The US scientist Eiman Azim, Ph.D., Postdoctoral Research Fellow at Columbia University in New York has won the 2014 Eppendorf & Science Prize for neurobiology. Dr. Azim’s work offers fundamental new insights into the neural mechanisms that enable skilled limb movements to be both smooth and precise.

Eppendorf AG

Eiman Azim, Ph.D.

Dr. Azim writes, “When we catch a ball or throw a dart, we usually don’t give a second thought to the intricate neural circuits that orchestrate such dexterous behaviors. Yet for these actions to succeed, the nervous system must continuously tweak motor output to shape and refine movement of the arm. As a postdoctoral fellow with Tom Jessell, I have been using the genetic accessibility of mice to disentangle individual spinal circuits that help achieve the precision and fidelity of reaching movements. By applying mouse molecular tools to the investigation of skilled forelimb behavior, traditionally the domain of primate research, my colleagues and I provide direct experimental support for long-standing theories about how internal feedback pathways within the central nervous system and external feedback from the muscles each contribute to fine motor control. In the future, I plan to build on the approaches we developed to investigate how the cerebellum uses feedback information to refine movement. More generally, I hope to explore how the elaboration of motor circuits across developmental and evolutionary time directs diverse repertoires of skilled motor behavior, with an eye toward a better understanding of human motor function and dysfunction.”

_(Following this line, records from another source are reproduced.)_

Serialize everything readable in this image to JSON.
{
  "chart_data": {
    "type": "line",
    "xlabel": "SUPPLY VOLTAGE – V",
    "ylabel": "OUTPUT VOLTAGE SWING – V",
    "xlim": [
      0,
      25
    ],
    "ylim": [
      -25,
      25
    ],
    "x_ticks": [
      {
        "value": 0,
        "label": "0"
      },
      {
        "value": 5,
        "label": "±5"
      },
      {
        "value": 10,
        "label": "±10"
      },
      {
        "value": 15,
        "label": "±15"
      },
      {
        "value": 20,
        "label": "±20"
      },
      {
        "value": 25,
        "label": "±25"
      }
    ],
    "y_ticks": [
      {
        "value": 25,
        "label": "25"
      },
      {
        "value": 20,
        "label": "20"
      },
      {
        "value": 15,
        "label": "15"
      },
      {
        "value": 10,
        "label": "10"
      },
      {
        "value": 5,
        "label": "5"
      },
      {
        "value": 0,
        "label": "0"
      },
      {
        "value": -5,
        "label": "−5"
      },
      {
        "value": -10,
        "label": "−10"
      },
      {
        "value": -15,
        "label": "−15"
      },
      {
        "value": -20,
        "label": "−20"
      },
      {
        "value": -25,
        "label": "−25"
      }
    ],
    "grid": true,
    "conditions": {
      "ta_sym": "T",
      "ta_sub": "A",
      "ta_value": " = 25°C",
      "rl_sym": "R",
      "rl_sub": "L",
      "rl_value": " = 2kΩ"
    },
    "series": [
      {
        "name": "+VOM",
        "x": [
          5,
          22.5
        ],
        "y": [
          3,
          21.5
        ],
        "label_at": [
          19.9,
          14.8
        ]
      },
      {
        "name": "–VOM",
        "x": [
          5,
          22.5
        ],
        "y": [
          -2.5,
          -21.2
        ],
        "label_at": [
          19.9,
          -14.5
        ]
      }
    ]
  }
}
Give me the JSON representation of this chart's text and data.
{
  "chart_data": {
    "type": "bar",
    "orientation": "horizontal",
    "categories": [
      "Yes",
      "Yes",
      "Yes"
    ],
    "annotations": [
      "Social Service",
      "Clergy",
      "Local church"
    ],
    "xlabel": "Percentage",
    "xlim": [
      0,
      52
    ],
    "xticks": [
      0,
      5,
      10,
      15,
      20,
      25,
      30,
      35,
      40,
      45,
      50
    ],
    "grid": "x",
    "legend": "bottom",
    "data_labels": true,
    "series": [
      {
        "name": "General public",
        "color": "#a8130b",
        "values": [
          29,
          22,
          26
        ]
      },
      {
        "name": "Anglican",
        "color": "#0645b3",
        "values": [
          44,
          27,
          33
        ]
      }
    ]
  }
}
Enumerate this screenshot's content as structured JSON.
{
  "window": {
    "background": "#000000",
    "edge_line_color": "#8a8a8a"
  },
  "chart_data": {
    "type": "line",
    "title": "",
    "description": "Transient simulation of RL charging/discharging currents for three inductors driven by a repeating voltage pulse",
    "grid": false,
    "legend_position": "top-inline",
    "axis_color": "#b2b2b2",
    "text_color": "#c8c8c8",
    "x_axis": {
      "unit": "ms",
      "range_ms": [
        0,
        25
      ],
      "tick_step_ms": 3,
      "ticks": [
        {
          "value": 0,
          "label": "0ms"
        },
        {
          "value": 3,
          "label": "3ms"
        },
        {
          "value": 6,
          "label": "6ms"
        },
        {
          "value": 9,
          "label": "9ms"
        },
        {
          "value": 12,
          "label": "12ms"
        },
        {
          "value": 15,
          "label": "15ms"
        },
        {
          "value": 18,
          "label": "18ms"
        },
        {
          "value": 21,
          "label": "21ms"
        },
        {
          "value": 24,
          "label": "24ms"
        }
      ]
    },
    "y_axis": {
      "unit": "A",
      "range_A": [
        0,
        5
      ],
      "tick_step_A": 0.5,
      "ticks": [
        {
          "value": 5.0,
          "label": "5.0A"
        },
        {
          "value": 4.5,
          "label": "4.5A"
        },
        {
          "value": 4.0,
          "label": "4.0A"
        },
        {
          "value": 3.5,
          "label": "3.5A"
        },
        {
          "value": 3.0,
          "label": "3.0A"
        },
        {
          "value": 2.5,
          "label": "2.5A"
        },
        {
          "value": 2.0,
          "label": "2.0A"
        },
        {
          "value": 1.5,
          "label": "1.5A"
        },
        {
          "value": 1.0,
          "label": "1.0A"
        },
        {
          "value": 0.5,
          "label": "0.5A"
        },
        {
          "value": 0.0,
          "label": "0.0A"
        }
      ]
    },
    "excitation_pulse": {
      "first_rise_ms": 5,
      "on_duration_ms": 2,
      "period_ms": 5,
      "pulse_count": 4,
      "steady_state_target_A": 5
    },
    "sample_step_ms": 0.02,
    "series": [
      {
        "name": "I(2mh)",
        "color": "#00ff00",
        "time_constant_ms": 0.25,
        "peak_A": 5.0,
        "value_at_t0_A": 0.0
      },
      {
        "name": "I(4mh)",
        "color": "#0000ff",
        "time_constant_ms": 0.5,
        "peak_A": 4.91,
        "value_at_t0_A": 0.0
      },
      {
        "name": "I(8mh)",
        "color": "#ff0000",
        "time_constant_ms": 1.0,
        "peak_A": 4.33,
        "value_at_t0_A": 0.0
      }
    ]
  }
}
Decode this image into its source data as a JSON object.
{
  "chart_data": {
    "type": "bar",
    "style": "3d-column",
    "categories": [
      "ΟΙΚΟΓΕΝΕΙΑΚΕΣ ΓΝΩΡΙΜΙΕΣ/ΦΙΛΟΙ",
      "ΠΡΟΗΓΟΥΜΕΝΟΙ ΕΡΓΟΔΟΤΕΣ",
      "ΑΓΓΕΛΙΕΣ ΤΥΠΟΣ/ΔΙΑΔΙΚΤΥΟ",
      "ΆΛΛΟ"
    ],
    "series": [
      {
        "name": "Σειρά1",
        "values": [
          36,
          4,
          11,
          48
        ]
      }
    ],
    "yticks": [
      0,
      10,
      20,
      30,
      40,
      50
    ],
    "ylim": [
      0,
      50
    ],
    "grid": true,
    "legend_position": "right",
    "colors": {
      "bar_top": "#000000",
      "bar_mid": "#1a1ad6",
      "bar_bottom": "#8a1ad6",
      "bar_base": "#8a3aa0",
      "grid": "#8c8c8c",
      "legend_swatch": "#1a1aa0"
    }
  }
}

According to Prize Jury Chair and Science Senior Editor, Dr. Peter Stern, “Eiman Azim’s work has furthered our understanding of the neural circuits involved in skilled movement. He established that propriospinal neuron internal feedback and motor copy circuits help to calibrate movement. Dr. Azim identified presynaptic inhibition as a crucial gain control mechanism for smooth limb movement.”

The annual US$25,000 Eppendorf & Science Prize for Neurobiology honors scientists, like Dr. Azim, for their outstanding contributions to neurobiology research. Dr. Azim is the 13th recipient of this international award. The Prize is presented at a ceremony held in conjunction with the Annual Meeting of the Society for Neuroscience. All scientists who are 35 years of age or younger and who have made outstanding contributions to neurobiological research based on methods of molecular and cell biology are invited to apply. The next deadline for applications for the Eppendorf & Science Prize for Neurobiology is June 15, 2015.